The personal connection to this first plot now in place, the episode goes on to reveal Jane’s trauma via some predictably timed flashbacks: Hoyt (Michael Massee) ties her up and tortures her, piercing her palms, stigmata-like; he shuffles and looms over her. Trite as her terror is made in these urky flashbacks, in present-day, Jane is (thank goodness) rather no-nonsense. When she visits Hoyt in prison, he harangues her Hannibal Lecter-style: she gives him what she must (a look at her scarred hands, a chance to comment on her breasts) to gain information, while her rookie partner, a kid named Frost (Lee Thompson Young) intervenes on cue (“That’s enough!”). (This righteous aggression doesn’t quite make up for he poor kid’s tendency to puke whenever he sees a dead body, a tic for which the other guys — but not Jane — rib him mercilessly.)
Jane’s decency and pragmatism are functions of Harmon’s performance. Even when she makes obviously foolish choices, placing herself at risk, the result is not her abjection or need of rescue, but something less dire: she embarrasses herself in front of the FBI guy, Dean (Billy Burke, temporarily escaped from Forks) she wants to impress. Her desire is part predictable turf anxiety (“You fed boys, you like to show up take the bat and the ball”) and also part personal as she and Maura both think Dean’s date material, though, refreshingly, they’re more inclined to talk about it than compete. And Jane’s groundedness serves everyone well, including Maura, called on more than once to utter expository dialogue: “You are deceptively complex,” she complains, “I do not understand you.” Jane has the right answer: “You would if I were a dead body.”
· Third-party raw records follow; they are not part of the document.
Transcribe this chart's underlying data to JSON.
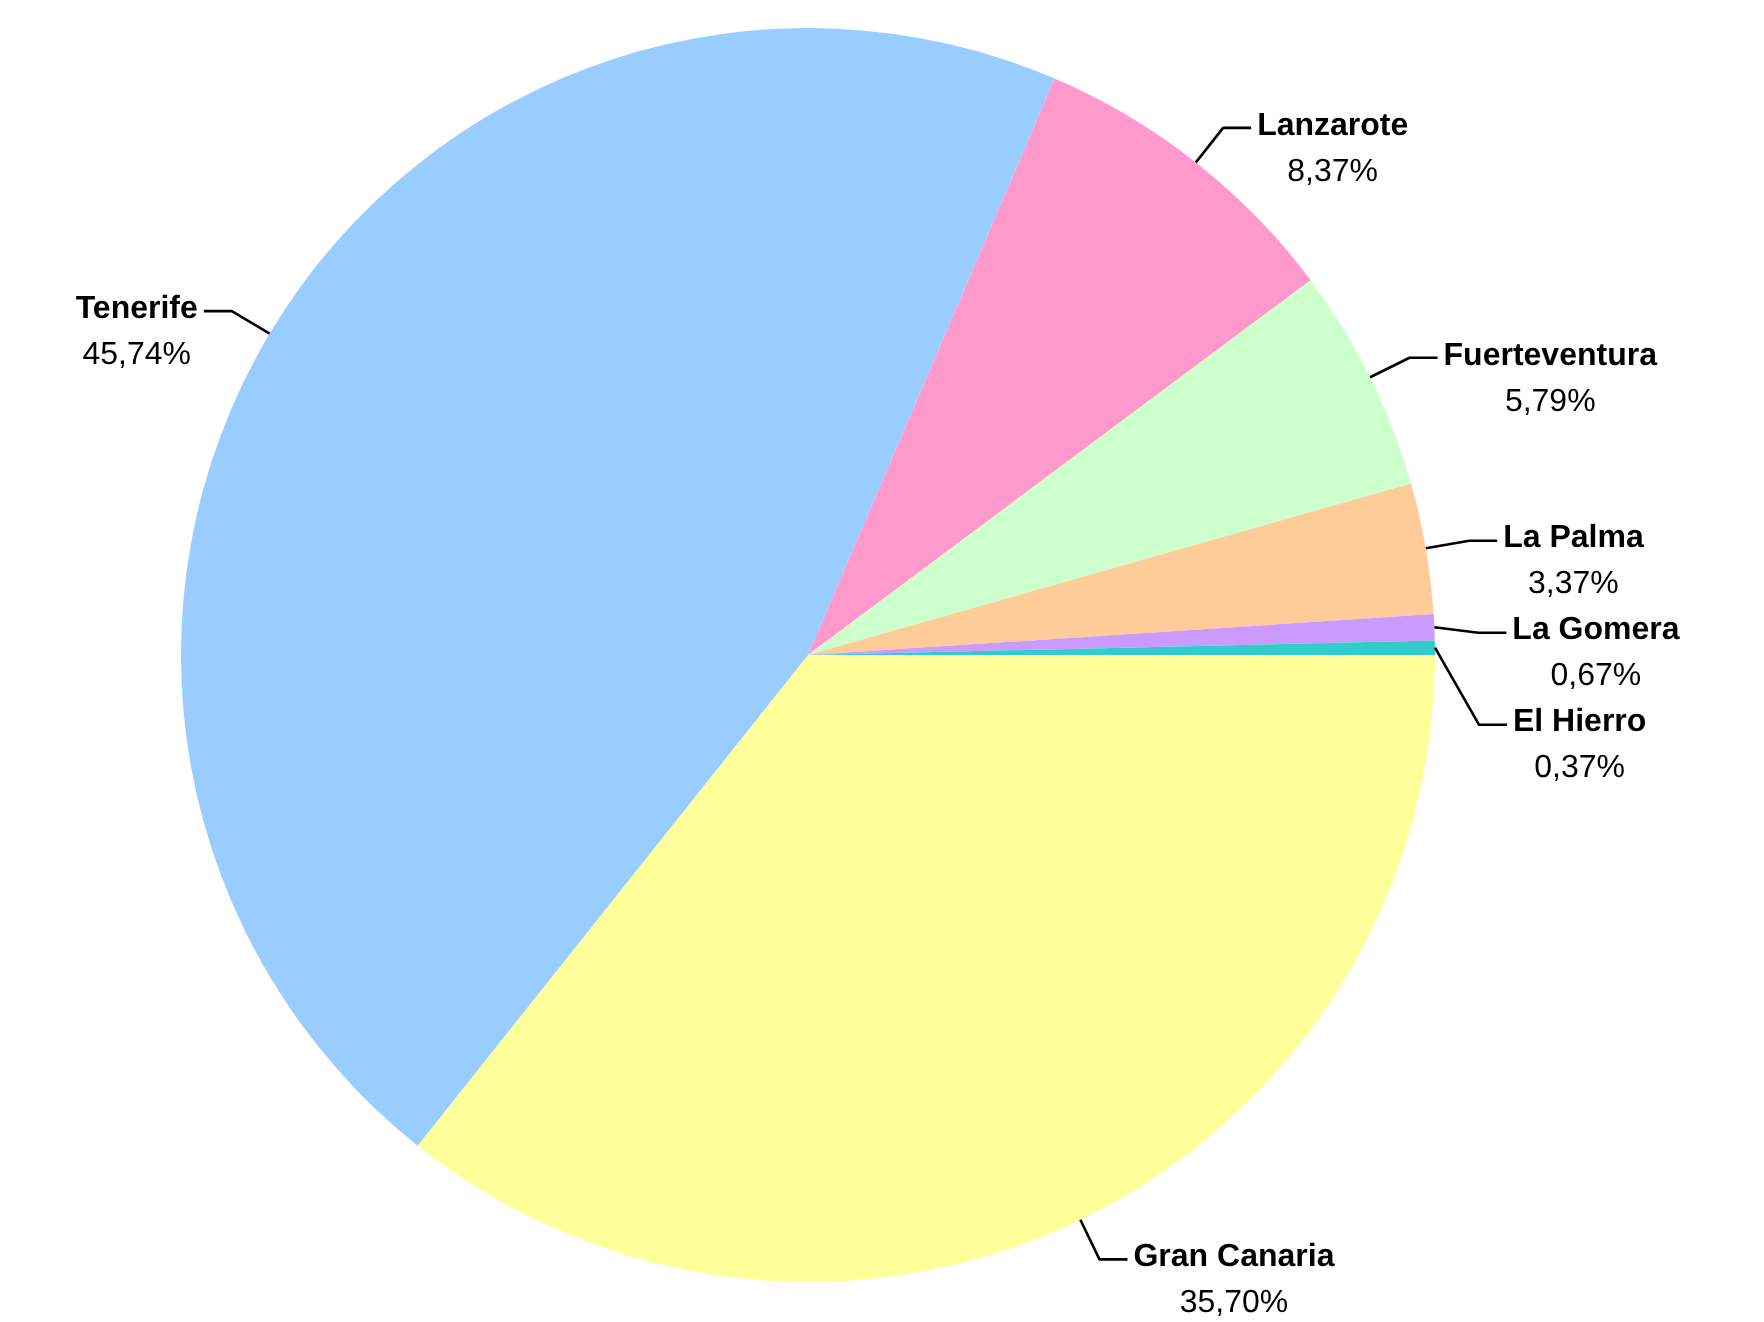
{
  "chart_data": {
    "type": "pie",
    "categories": [
      "Gran Canaria",
      "Tenerife",
      "Lanzarote",
      "Fuerteventura",
      "La Palma",
      "La Gomera",
      "El Hierro"
    ],
    "values": [
      35.7,
      45.74,
      8.37,
      5.79,
      3.37,
      0.67,
      0.37
    ],
    "value_labels": [
      "35,70%",
      "45,74%",
      "8,37%",
      "5,79%",
      "3,37%",
      "0,67%",
      "0,37%"
    ],
    "colors": [
      "#ffff99",
      "#99ccff",
      "#ff99cc",
      "#ccffcc",
      "#ffcc99",
      "#cc99ff",
      "#33cccc"
    ],
    "legend": false
  }
}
As the show’s title indicates, the girls’ relationship provides an emotional and indirectly political focus, in their commentary on masculine prerogatives and systems. (One killer is ex-military, inspiring Jane to sigh, “We train our best men to be killers and then are surprised when they are.”) The friendship also offers a welcome respite from and filter for the murder cases, which are hardly groundbreaking, at least in the first two episodes. At least the recurring nightmare killer is dispatched early. The second, a seeming return of the Boston Strangler, starts out as a slight homage to the series’ location, but then turns around to offer precious little insight into the serial killer, the city, or the history: a couple of news clips on a laptop show Albert DeSalvo’s perp walk, but no one even mentions the more important stories, concerning media exploitation, local outrage, and cops’ frustrations — and most of all, how all of these exacerbated women’s fears. If we’re going to have another cop show, and one that’s interested in brutal killers and forensics to boot, we might at least hope that the women at its center reshape the assumptions… and the clichés.